Wes Anderson’s “The French Dispatch” has a lot of stars, so many that fans of the director are chomping at the bit to see it. But they’re ignoring the reviews so far from critics who also enjoy Anderson’s movies but could not navigate this film. I am now one of those.
Not a movie but a series of vignettes, “The French Dispatch” is supposedly a New Yorker-like magazine attached to a Kansas City newspaper, based in a French village. You would have to know a lot about the history of The New Yorker to really appreciate the way Anderson has framed this movie– know about editor Harold Ross, and his famed set of writers from the 30s through the 70s. This is rarefied air, to be certain, a very thin atmosphere that doesn’t allow breathing.
Let’s try to break it down. Bill Murray plays the Ross-like editor, and we learn up front that he has died. So we’re going to go back and look at three interminable feature pieces that ran during The French Dispatch’s halcyon days. Of the three, only the first is coherent enough to make us care. This is a story about a convicted murderer who becomes an artist in prison. Benicio del Toro is the artist. Adrien Brody is the art gallerist who makes him famous. They are the only actual well-drafted characters in a sea of appearances.
I must add here that Tilda Swinton is note perfect doing a parody of the real life late Metropolitan Museum of Art lecturer Rosamund Bernier. But how many people in the world will understand what’s going on here? Beats me. Fifty? A hundred?
The two other stories are very hard to follow and have no relation to the first one. What’s supposed to hold them together is that we return to Murray and The French Dispatch’s offices. But all those stars featured in the ads and publicity,they are walk ons. Or drive-bys. Elisabeth Moss, for example, has nothing to do. Bob Balaban and Henry Winkler are all dressed up with no place to go. Frances McDormand and Timothee Chalamet have more to do, but it adds up to very little.
“The French Dispatch” is such a collection of chaotic nothing that you have to look at what works. That would be the production design by Adam Stockhausen and the art and set decoration. All the ‘below the line’ craft people deserve Oscar nominations. Their work is impeccably inventive down to the most minute details. But isn’t that the problem? There’s more coherence to the production than there is to the narrative. This is really a case of style over substance.
Our screening was the closing night film of the Hamptons Film Festival, which should have been the exact right audience for so much pretentiousness. Yet the folks in Guild Hall didn’t get it. Many walked out before the show was over. Someone was overheard saying they were glad they’d been told in advance that this had something to do with The New Yorker.

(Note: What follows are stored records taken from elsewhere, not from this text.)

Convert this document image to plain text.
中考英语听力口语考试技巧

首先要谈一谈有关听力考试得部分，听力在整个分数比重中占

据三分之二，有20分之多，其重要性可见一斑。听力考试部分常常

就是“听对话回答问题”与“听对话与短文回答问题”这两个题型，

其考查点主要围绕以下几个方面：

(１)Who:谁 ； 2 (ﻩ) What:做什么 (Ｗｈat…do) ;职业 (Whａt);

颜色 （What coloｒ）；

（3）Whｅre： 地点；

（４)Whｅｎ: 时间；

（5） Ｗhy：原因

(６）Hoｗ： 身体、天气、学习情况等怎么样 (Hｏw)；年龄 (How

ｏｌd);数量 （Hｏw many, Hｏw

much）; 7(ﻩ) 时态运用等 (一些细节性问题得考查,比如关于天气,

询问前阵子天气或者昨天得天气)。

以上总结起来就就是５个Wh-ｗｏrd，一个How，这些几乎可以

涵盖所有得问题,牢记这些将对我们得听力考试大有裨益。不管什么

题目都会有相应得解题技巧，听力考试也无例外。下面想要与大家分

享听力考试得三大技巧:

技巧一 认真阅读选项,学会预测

But in the end, “The French Dispatch” has absolutely nothing to do with the venerated magazine or its fabled history. It has even less to do with the Wes Anderson movies we’ve loved, like “The Royal Tenenbaums” or “Moonrise Kingdom.” There are no characters, no plot, and no heart. It’s as if someone dumped a bunch of notes for potential stories on Harold Ross’s desk and instead of being shaped they were just thrown in a blender that was set to ‘frappe.’